Chicot took leave and went, more puzzled with the king than ever.
CHAPTER XLV.
THE AVENUE THREE THOUSAND FEET LONG.
The queen inhabited the other wing of the castle. The famous avenue
began at her very window, and her eyes rested only on grass and flowers.
A native poet (Marguerite, in the provinces as in Paris, was always the
star of the poets) had composed a sonnet about her.
"She wishes," said he, "by all these agreeable sights to chase away
painful souvenirs."
Daughter, sister, and wife of a king as she was, she had indeed suffered
much. Her philosophy, although more boasted of than that of the king,
was less solid; for it was due only to study, while his was natural.
Therefore, stoical as she tried to be, time and grief had already begun
to leave their marks on her countenance. Still she was remarkably
beautiful. With her joyous yet sweet smile, her brilliant and yet soft
eyes, Marguerite was still an adorable creature. She was idolized at
Nerac, where she brought elegance, joy, and life. She, a Parisian
princess, supported patiently a provincial life, and this alone was a
virtue in the eyes of the inhabitants. Every one loved her, both as
queen and as woman.
Full of hatred for her enemies, but patient that she might avenge
herself better--feeling instinctively that under the mask of
carelessness and long-suffering worn by Henri of Navarre he had a bad
feeling toward her--she had accustomed herself to replace by poetry, and
by the semblance of love, relations, husband, and friends.
No one, excepting Catherine de Medicis, Chicot, or some melancholy
ghosts returned from the realms of death, could have told why
Marguerite's cheeks were often so pale, why her eyes often filled with
tears, or why her heart often betrayed its melancholy void. Marguerite
had no more confidantes; she had been betrayed too often.
However, the bad feeling which she believed Henri to have for her was
only an instinct, and came rather from the consciousness of her own
faults than from his behavior.
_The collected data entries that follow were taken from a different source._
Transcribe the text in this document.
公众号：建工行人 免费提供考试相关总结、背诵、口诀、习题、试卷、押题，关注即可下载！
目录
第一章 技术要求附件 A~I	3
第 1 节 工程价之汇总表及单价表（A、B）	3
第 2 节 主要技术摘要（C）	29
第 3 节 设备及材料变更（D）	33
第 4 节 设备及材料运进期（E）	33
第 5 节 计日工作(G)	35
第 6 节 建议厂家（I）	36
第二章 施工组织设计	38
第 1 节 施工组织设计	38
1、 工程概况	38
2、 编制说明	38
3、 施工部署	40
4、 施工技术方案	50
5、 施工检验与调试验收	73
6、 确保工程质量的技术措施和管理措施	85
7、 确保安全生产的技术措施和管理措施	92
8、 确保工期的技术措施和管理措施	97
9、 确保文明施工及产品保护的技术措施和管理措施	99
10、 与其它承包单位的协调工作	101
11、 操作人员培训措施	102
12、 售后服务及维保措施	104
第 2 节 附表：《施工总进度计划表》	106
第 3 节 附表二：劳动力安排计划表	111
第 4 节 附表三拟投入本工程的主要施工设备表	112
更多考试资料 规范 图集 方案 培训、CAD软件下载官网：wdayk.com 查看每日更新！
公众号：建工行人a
He treated her like a daughter of France,
always spoke to her with respectful politeness, or grateful kindness,
and was always the husband and friend.
When Chicot arrived at the place indicated to him by Henri, he found no
one; Marguerite, they said, was at the end of the famous avenue. When he
had gone about two-thirds down it, he saw at the end, in an arbor
covered with jasmine, clematis, and broom, a group covered with ribbons,
feathers, velvets, and swords. Perhaps all this finery was slightly
old-fashioned, but for Nerac it was brilliant, and even Chicot, coming
straight from Paris, was satisfied with the coup d'oeil. A page preceded
Chicot.
"What do you want, D' Aubiac?" asked the queen, when she saw him.
"Madame, a gentleman from Paris, an envoy from the Louvre to the king of
Navarre, and sent by his majesty to you, desires to speak to your
majesty."
A sudden flush passed over Marguerite's face, and she turned quickly.
Chicot was standing near; Marguerite quitted the circle, and waving an
adieu to the company, advanced toward the Gascon.
"M. Chicot!" cried she in astonishment.
"Here I am at your majesty's feet," said he, "and find you ever good and
beautiful, and queen here, as at the Louvre."
"It is a miracle to see you here, monsieur; they said you were dead."